The survey asks you to state why the park or green space is important to you and what you do there. The council says the point of this is “…to determine areas of green space that could be granted a planning designation that would offer some protection to the site – the more evidence we receive from the community the more informed the Local Plan evidence base will be.”
The council says that it wants to protect important green spaces. However, I’m cynical, and the sentence “…currently there are no planning applications for any of the mapped sites” is concerning.
The “currently” could be interpreted as “if you don’t tell us about green spaces that are important, we can add them to our list of sites to build on”.

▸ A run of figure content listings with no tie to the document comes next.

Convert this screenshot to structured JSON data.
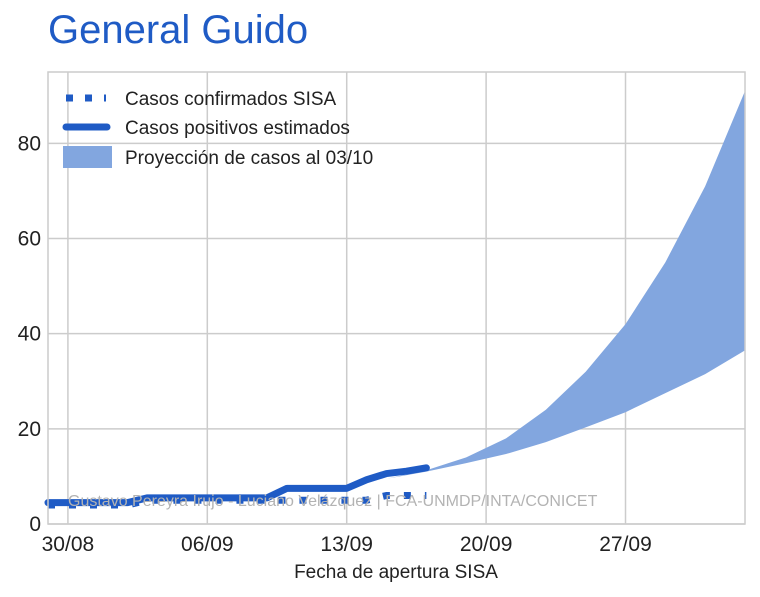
{
  "chart_data": {
    "type": "line",
    "title": "General Guido",
    "xlabel": "Fecha de apertura SISA",
    "ylabel": "",
    "x_ticks": [
      "30/08",
      "06/09",
      "13/09",
      "20/09",
      "27/09"
    ],
    "y_ticks": [
      "0",
      "20",
      "40",
      "60",
      "80"
    ],
    "xlim": [
      -1,
      34
    ],
    "ylim": [
      0,
      95
    ],
    "grid": true,
    "legend_position": "top-left",
    "watermark": "Gustavo Pereyra Irujo - Luciano Velázquez | FCA-UNMDP/INTA/CONICET",
    "colors": {
      "title": "#1f5bc5",
      "line": "#1f5bc5",
      "band": "#82a6df",
      "grid": "#cccccc"
    },
    "series": [
      {
        "name": "Casos confirmados SISA",
        "style": "dotted",
        "x": [
          -1,
          0,
          1,
          2,
          3,
          4,
          5,
          6,
          7,
          8,
          9,
          10,
          11,
          12,
          13,
          14,
          15,
          16,
          17,
          18
        ],
        "y": [
          4,
          4,
          4,
          4,
          4,
          5,
          5,
          5,
          5,
          5,
          5,
          5,
          5,
          5,
          5,
          5,
          5,
          6,
          6,
          6
        ]
      },
      {
        "name": "Casos positivos estimados",
        "style": "solid",
        "x": [
          -1,
          0,
          1,
          2,
          3,
          4,
          5,
          6,
          7,
          8,
          9,
          10,
          11,
          12,
          13,
          14,
          15,
          16,
          17,
          18
        ],
        "y": [
          4.5,
          4.5,
          4.5,
          4.5,
          4.5,
          5.5,
          5.5,
          5.5,
          5.5,
          5.5,
          5.5,
          5.5,
          7.5,
          7.5,
          7.5,
          7.5,
          9.3,
          10.6,
          11.1,
          11.8
        ]
      },
      {
        "name": "Proyección de casos al 03/10",
        "type": "band",
        "x": [
          16,
          18,
          20,
          22,
          24,
          26,
          28,
          30,
          32,
          34
        ],
        "lower": [
          9.5,
          11.0,
          12.8,
          14.7,
          17.2,
          20.3,
          23.5,
          27.5,
          31.5,
          36.5
        ],
        "upper": [
          9.5,
          11.3,
          14.0,
          18.0,
          24.0,
          32.0,
          42.0,
          55.0,
          71.0,
          91.0
        ]
      }
    ]
  }
}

Given that, when I logged on to the council’s website, directly under the green spaces survey was also a “call for sites (development)”, it seems fair to suspect that, in the minds of council planners and some councillors, the two things do go together.

There’s plenty of green spaces listed in the council consultation, and many others which are not listed but which can be mentioned in the survey
So who are local green spaces important to? Me, you, the children, the elderly, those whose mobility isn’t quite so good. Being local means that these members of the community can still get out, watch and listen to nature, walk the dog, or maybe just sit in the fresh air.
Local means the community can access it easily, there is no need to get the bus or drive the car to engage with nature in whichever way they choose to.
For the council to understand which green spaces are important (all of them?) and why, along with what matters to its residents and why then surely it should be inclusive and ask everyone.
This consultation is online and I haven’t seen any evidence of it being advertised on leaflets through my door, or a letter with a paper questionnaire and a reply envelope.
Even today, in 2019, there are many people that are not online, for a whole host of reasons. They might be enthusiastic park users, but lack the hardware or the broadband connection to express that enthusiasm in an online survey taking up to 10 minutes.
How can they access this and have their say?